The two men didn’t talk and Bosoon rode just behind on Hope; Mr. Wainwright was on his favourite horse, Prudence.
“Wainwright.” He had been asked to wait on the gallery outside the G.M.’s office overlooking the factory. Then he was called. Robertson was a fat man in a brown suit with a collar and tie which didn’t suit the climate and he was red-faced and sweaty. His white skin puckered in the folds of flesh around the collar. “Good to see you, my good man. Come in and have a seat.” He indicated the leather-upholstered chair in front of the general manager’s desk. Above, the ceiling fan whirled and hummed, making the papers flutter on the desk. “Well, what can I do for you? You’ve come all this way from Malgrétoute. What can I do?”
It always took Mr. Wainwright a while to believe that this was true: that these words were in fact what the G.M. actually meant, because they were exactly the same each time, pretending in their insinuation that he, Mr. Wainwright, had never been here before and that Robertson himself was a complete innocent, there, for him, had given up his afternoon entirely to listen to him as if he had never listened to him before
, hadn’t an inkling what it was Mr. Wainwright had ridden all the way from Malgrétoute for.
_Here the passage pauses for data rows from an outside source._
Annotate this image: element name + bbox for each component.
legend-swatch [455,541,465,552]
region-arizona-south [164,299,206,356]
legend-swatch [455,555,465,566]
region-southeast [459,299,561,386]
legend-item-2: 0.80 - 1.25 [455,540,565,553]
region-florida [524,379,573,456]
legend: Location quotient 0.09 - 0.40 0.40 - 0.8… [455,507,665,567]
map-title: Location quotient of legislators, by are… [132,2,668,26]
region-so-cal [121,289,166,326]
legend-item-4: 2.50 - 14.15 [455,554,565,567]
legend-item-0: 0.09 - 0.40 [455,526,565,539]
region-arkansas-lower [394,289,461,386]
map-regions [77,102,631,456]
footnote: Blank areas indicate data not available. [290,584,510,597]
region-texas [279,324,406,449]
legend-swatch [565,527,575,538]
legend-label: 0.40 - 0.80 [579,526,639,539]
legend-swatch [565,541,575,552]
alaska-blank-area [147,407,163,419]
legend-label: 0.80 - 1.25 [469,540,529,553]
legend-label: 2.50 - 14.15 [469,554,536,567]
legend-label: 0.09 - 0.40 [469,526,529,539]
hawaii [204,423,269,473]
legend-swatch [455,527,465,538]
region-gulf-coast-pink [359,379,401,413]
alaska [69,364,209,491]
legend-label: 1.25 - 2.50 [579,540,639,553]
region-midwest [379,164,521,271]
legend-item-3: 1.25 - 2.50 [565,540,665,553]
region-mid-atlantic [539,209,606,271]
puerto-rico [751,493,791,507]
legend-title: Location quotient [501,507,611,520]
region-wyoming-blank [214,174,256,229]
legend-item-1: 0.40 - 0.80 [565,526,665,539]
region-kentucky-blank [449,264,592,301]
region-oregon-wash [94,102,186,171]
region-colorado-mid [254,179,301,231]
At first he did not know what to say, how to speak the truth in the face of someone who was lying. Wainwright knew that Robertson was a liar. He waited for him to stop lying, which eventually he did, reluctantly.
“Well, Wainwright, you know it has nothing to do with me. You know that, don’t you?’
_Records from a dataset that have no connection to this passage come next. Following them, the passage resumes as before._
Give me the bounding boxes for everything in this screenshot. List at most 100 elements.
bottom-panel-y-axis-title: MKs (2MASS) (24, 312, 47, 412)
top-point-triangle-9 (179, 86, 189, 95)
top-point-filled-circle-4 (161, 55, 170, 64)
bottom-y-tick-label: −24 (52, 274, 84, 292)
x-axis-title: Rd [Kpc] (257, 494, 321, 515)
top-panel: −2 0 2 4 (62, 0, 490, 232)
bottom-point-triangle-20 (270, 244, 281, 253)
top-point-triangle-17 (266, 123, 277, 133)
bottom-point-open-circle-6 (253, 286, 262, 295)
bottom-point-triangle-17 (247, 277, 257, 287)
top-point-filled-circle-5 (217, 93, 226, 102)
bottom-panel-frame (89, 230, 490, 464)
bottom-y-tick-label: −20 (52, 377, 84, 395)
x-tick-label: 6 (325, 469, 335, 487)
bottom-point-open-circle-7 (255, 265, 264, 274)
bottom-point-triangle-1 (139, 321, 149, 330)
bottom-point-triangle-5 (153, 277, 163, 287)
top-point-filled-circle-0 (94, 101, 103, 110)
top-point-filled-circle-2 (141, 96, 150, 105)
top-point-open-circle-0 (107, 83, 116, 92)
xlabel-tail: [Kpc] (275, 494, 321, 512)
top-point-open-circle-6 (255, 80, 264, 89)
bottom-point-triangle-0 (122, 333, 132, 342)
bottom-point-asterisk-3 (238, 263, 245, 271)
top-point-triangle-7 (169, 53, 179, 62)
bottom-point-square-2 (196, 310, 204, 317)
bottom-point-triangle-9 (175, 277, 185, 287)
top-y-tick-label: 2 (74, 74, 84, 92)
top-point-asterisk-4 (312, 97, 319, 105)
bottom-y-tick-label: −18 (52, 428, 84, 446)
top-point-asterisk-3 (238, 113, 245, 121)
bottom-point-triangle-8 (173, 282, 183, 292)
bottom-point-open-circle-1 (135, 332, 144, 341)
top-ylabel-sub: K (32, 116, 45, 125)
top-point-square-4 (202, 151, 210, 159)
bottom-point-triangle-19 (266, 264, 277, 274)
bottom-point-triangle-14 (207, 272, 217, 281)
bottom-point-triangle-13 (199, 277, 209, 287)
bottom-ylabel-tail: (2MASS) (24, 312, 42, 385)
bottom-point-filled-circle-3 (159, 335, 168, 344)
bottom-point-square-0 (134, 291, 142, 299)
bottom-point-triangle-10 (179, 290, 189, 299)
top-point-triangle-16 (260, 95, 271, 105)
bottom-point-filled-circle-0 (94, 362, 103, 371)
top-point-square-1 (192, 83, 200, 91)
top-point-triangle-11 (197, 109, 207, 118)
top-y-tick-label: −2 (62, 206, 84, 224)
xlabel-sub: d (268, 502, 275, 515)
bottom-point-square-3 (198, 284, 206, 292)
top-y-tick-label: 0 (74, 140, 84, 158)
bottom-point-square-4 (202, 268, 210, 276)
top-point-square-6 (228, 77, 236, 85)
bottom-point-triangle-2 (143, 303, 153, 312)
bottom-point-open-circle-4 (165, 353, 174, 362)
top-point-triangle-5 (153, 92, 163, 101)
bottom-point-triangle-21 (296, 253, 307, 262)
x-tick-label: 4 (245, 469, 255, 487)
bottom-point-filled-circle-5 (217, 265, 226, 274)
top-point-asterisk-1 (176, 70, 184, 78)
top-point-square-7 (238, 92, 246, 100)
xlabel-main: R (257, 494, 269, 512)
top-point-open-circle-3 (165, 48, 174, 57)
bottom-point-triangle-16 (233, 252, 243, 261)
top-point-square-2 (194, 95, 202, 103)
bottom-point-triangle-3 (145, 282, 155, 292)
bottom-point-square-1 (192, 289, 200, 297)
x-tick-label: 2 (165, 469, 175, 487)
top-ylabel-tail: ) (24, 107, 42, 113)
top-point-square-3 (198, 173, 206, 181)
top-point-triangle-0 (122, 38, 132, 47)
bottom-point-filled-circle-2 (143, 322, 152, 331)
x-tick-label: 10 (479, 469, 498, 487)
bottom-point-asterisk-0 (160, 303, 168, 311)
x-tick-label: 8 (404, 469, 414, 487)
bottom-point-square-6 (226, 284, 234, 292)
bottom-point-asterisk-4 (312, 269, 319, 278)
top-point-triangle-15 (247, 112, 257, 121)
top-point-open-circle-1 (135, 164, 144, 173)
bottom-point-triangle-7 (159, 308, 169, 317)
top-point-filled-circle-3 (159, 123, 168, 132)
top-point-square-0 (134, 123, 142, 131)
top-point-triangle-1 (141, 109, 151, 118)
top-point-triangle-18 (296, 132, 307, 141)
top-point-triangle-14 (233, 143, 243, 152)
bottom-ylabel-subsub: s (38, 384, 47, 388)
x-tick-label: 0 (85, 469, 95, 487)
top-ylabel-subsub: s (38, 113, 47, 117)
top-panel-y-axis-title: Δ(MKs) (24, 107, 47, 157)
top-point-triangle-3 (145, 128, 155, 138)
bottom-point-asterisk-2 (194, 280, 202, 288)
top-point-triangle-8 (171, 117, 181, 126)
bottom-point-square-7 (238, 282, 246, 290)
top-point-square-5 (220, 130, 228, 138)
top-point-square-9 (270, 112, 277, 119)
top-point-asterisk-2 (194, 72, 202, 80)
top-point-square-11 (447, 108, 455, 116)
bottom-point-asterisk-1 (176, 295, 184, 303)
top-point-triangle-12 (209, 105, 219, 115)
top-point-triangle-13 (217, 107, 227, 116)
Mr. Wainwright didn’t reply. He stared at Robertson. He wasn’t going to respond to lies. He wondered whether God, in whose hands this all was, would actually look down, as his wife seemed to indicate, surveying the two men, and would somehow inspire Robertson to tell the truth. Maybe the Holy Ghost, to whom his wife was constantly appealing for wisdom, and who could conveniently take the form of a dove, would perhaps fly in through the open window and alight on Robertson’s desk. Mr. Wainwright smiled ironically. “I leave it in God’s hands.”
“You see, I can see that you know that, old man. It’s those people at the head office in the Strand. When the director comes down in the summer I will put it to him.”
“The summer?” Mr. Wainwright did not intend to speak. “You mean August holidays?” It was a small assertion but Robertson took the point reluctantly as he wiped his brow and then blew his nose into the same handkerchief. Mr. Wainwright was intolerant of people who didn’t take care of personal hygiene. He himself looked fresh in front of Robertson in his Aertex shirt and pressed khaki pants. “We only have two seasons here and this is the dry season, a very dry season.” Mr. Wainwright surprised himself. He didn’t normally speak metaphorically. Maybe it was a way of avoiding, for the moment anyway, the direct confrontation which would eventually have to take place and it surprised him how Robertson could appear to forget the previous confrontations, but then he had not taken them far enough.
“Well, you know what I always say . . .”
“No promotion except into a dead man’s boots,” Mr. Wainwright quickly filled in.
“Quite,” said Robertson.
“Well, who are you going to kill?” asked Mr. Wainwright.